Okay, on to other inappropriate things I ate when I was around 6 years old.

  • Paper – when I was a little rat, I was known to eat paper. The edges of my workbooks and notepads during my early years of elementary school were always gnawed to a greater or lesser extent. I never ate textbooks, library books, or my own books, but I had no compunctions about the throwaway workbooks or notebooks. I didn’t eat all of the paper I chewed. Some of it I just treated as flavorless, fibrous chewing gum. Mom griped me out more than once for leaving dried up wads of chewed up paper in the pockets of my jeans and jackets. Or for letting it go through the wash.  Mimeograph paper and the old, shiny Xerox paper were off the menu, however.  Both were incredibly foul and almost certainly rampantly toxic.  Though as lousy as they tasted, you’d have a hard day’s work ahead of you if you were indeed set out to poison yourself.
  • The binding of my Phonics workbook – Normally, I only shredded the edges of my workbooks and chewed on the shreds but I discovered that the glue holding my phonics workbook together was quite tasty, and by the end of my run in 1st grade, I could have convincingly palmed off the old “dog ate my homework” lie, if the state of my workbook was to be taken into consideration.
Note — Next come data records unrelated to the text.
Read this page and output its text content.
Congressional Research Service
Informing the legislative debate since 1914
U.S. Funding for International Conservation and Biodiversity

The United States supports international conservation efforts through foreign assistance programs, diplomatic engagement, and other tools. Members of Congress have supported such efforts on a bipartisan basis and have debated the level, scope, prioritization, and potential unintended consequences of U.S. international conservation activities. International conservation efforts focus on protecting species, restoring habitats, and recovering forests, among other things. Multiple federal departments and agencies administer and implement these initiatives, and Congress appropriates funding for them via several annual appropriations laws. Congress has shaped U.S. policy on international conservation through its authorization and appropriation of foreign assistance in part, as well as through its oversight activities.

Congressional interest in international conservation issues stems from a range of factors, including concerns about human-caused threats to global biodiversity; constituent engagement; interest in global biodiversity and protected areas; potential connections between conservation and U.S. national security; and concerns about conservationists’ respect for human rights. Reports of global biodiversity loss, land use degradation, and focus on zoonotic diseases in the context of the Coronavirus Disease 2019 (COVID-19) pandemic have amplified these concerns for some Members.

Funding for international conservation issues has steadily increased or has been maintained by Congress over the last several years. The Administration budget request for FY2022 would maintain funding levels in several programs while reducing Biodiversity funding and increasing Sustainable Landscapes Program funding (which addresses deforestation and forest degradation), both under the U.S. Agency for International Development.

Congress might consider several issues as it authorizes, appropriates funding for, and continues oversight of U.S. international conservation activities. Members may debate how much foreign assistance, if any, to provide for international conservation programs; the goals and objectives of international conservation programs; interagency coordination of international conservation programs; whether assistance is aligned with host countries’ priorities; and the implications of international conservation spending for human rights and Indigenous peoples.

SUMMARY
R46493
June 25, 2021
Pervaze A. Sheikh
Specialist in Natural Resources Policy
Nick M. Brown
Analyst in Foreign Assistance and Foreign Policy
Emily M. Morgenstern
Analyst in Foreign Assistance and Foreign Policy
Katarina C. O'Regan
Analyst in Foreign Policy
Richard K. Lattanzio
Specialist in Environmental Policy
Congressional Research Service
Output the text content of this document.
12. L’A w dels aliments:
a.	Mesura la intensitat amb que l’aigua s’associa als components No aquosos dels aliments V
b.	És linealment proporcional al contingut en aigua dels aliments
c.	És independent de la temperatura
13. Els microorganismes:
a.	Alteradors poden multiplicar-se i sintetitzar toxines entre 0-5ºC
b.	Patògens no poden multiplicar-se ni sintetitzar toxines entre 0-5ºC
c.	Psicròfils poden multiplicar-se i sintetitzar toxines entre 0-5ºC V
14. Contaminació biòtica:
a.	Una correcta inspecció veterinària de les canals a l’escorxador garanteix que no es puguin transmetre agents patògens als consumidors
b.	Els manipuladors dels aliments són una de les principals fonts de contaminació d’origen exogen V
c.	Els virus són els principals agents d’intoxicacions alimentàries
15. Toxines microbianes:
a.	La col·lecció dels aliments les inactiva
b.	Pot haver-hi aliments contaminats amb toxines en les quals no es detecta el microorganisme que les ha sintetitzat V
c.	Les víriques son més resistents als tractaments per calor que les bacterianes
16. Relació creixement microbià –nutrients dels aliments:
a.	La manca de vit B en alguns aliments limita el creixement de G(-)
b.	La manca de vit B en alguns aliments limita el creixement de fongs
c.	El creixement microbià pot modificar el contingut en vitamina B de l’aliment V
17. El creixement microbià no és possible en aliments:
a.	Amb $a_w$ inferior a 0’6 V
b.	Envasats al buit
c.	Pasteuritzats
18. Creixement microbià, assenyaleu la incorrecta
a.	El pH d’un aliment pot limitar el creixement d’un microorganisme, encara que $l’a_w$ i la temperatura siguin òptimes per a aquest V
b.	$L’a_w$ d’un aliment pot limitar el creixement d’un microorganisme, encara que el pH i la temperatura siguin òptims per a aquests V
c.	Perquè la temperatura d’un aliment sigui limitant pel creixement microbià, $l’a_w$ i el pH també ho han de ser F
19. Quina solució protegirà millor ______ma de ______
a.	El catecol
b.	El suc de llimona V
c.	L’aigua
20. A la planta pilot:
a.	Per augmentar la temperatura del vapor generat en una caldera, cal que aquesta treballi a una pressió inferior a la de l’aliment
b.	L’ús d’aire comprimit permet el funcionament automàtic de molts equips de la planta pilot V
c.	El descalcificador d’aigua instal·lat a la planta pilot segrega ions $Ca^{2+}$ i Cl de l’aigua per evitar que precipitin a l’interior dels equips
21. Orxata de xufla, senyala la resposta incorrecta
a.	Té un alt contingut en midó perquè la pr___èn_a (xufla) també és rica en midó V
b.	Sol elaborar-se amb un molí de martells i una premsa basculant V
    I’m not entirely sure why it occurred me to taste and then later devour the bindings of my Phonics workbook, but I expect it had something to do with the scent of the glue. It had a similarly sweet mintiness that I associated with postage stamps, Publisher’s Clearinghouse stamps, and Kindergarten paste, so I must have made the logical inference that it would taste similarly. It did. And so bit by bit, I picked shreds of the binding loose and savored that delicious, sweet adhesive.
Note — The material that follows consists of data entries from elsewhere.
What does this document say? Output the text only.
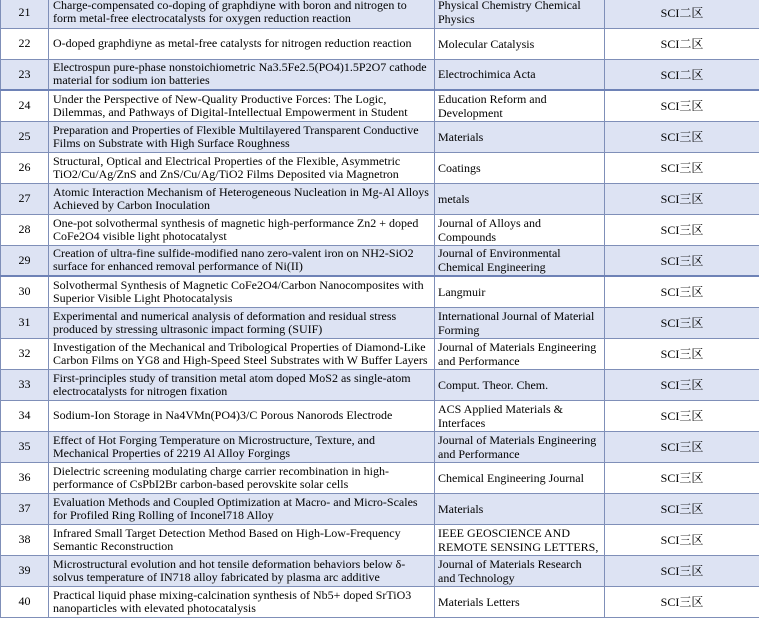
21	Charge-compensated co-doping of graphdiyne with boron and nitrogen to form metal-free electrocatalysts for oxygen reduction reaction	Physical Chemistry Chemical Physics	SCI二区
22	O-doped graphdiyne as metal-free catalysts for nitrogen reduction reaction	Molecular Catalysis	SCI二区
23	Electrospun pure-phase nonstoichiometric Na3.5Fe2.5(PO4)1.5P2O7 cathode material for sodium ion batteries	Electrochimica Acta	SCI二区
24	Under the Perspective of New-Quality Productive Forces: The Logic, Dilemmas, and Pathways of Digital-Intellectual Empowerment in Student	Education Reform and Development	SCI三区
25	Preparation and Properties of Flexible Multilayered Transparent Conductive Films on Substrate with High Surface Roughness	Materials	SCI三区
26	Structural, Optical and Electrical Properties of the Flexible, Asymmetric TiO2/Cu/Ag/ZnS and ZnS/Cu/Ag/TiO2 Films Deposited via Magnetron	Coatings	SCI三区
27	Atomic Interaction Mechanism of Heterogeneous Nucleation in Mg-Al Alloys Achieved by Carbon Inoculation	metals	SCI三区
28	One-pot solvothermal synthesis of magnetic high-performance Zn2 + doped CoFe2O4 visible light photocatalyst	Journal of Alloys and Compounds	SCI三区
29	Creation of ultra-fine sulfide-modified nano zero-valent iron on NH2-SiO2 surface for enhanced removal performance of Ni(II)	Journal of Environmental Chemical Engineering	SCI三区
30	Solvothermal Synthesis of Magnetic CoFe2O4/Carbon Nanocomposites with Superior Visible Light Photocatalysis	Langmuir	SCI三区
31	Experimental and numerical analysis of deformation and residual stress produced by stressing ultrasonic impact forming (SUIF)	International Journal of Material Forming	SCI三区
32	Investigation of the Mechanical and Tribological Properties of Diamond-Like Carbon Films on YG8 and High-Speed Steel Substrates with W Buffer Layers	Journal of Materials Engineering and Performance	SCI三区
33	First-principles study of transition metal atom doped MoS2 as single-atom electrocatalysts for nitrogen fixation	Comput. Theor. Chem.	SCI三区
34	Sodium-Ion Storage in Na4VMn(PO4)3/C Porous Nanorods Electrode	ACS Applied Materials & Interfaces	SCI三区
35	Effect of Hot Forging Temperature on Microstructure, Texture, and Mechanical Properties of 2219 Al Alloy Forgings	Journal of Materials Engineering and Performance	SCI三区
36	Dielectric screening modulating charge carrier recombination in high-performance of CsPbI2Br carbon-based perovskite solar cells	Chemical Engineering Journal	SCI三区
37	Evaluation Methods and Coupled Optimization at Macro- and Micro-Scales for Profiled Ring Rolling of Inconel718 Alloy	Materials	SCI三区
38	Infrared Small Target Detection Method Based on High-Low-Frequency Semantic Reconstruction	IEEE GEOSCIENCE AND REMOTE SENSING LETTERS,	SCI三区
39	Microstructural evolution and hot tensile deformation behaviors below δ-solvus temperature of IN718 alloy fabricated by plasma arc additive	Journal of Materials Research and Technology	SCI三区
40	Practical liquid phase mixing-calcination synthesis of Nb5+ doped SrTiO3 nanoparticles with elevated photocatalysis	Materials Letters	SCI三区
  • Bits of string – another short lived craze.  I ate bits of string and yarn for a while, but then, my overactive imagination suggested to me that the string might tie my guts up in knots and kill me, so I stopped doing that.  But for a brief, glorious while, I must say that I enjoyed the sensation of swallowing short lengths of fuzzy acrylic yarn.
  • Sand – another non-food item that I ate for a brief while, somewhere around age 6 or 7.  Not because it tasted particularly good, because I can’t say it had much of a flavor.  I just enjoyed the sensation of swallowing it, much like I had done with string.  But one of the older girls at school caught me in the act of wetting a finger, dipping it in dirt, and licking the mud off and informed me that I’d get worms.  I’d seen the cat when he had worms and wanted no truck with intestinal parasites, so I gave up eating dirt, too.

Nowadays, I’m a responsible adult who doesn’t eat anything not intended for human consumption. People look less and less kindly upon the eating of school supplies the longer you’ve been out of school. Much like lifting your skirt to show off your new, super-cool undies*, you’re not likely to get away with certain behaviors once you’re older than 5.

*not my undies – though darned if they aren’t super-cool!

4 Responses to “Things I shouldn’t have eaten, but did.”

  1. Elinor says:

    I used to eat paper a lot, but erasers were my big thing. The pink ones were awesome. Also, glue stick. but not Pritt, the other one that came in a yellow tube with a white screw on top.

  2. Meetzorp says:

    Oh gosh, I totally forgot about eating erasers, but I did that too. Especially scented erasers. They were crumblier than the standard pink erasers and were somehow more fun to chew up.

  3. SewDucky! says:

    I chew matchstick heads. I did as a kid, and do as an adult. Admittedly, I have a sulfur deficiency, and when my dad broke his back I would eat his sulfur tablets like candy (which led to a medical test that showed I can’t keep it in my system, along with salt so I kinda need it).

    I should give up and buy the pills, but matches taste better.

  4. Meetzorp says:

    I’d never heard of sulfur deficiencies, but I can see how that would lead to a craving for matches.

    I love how they smell when struck and can imagine they have a savory flavor.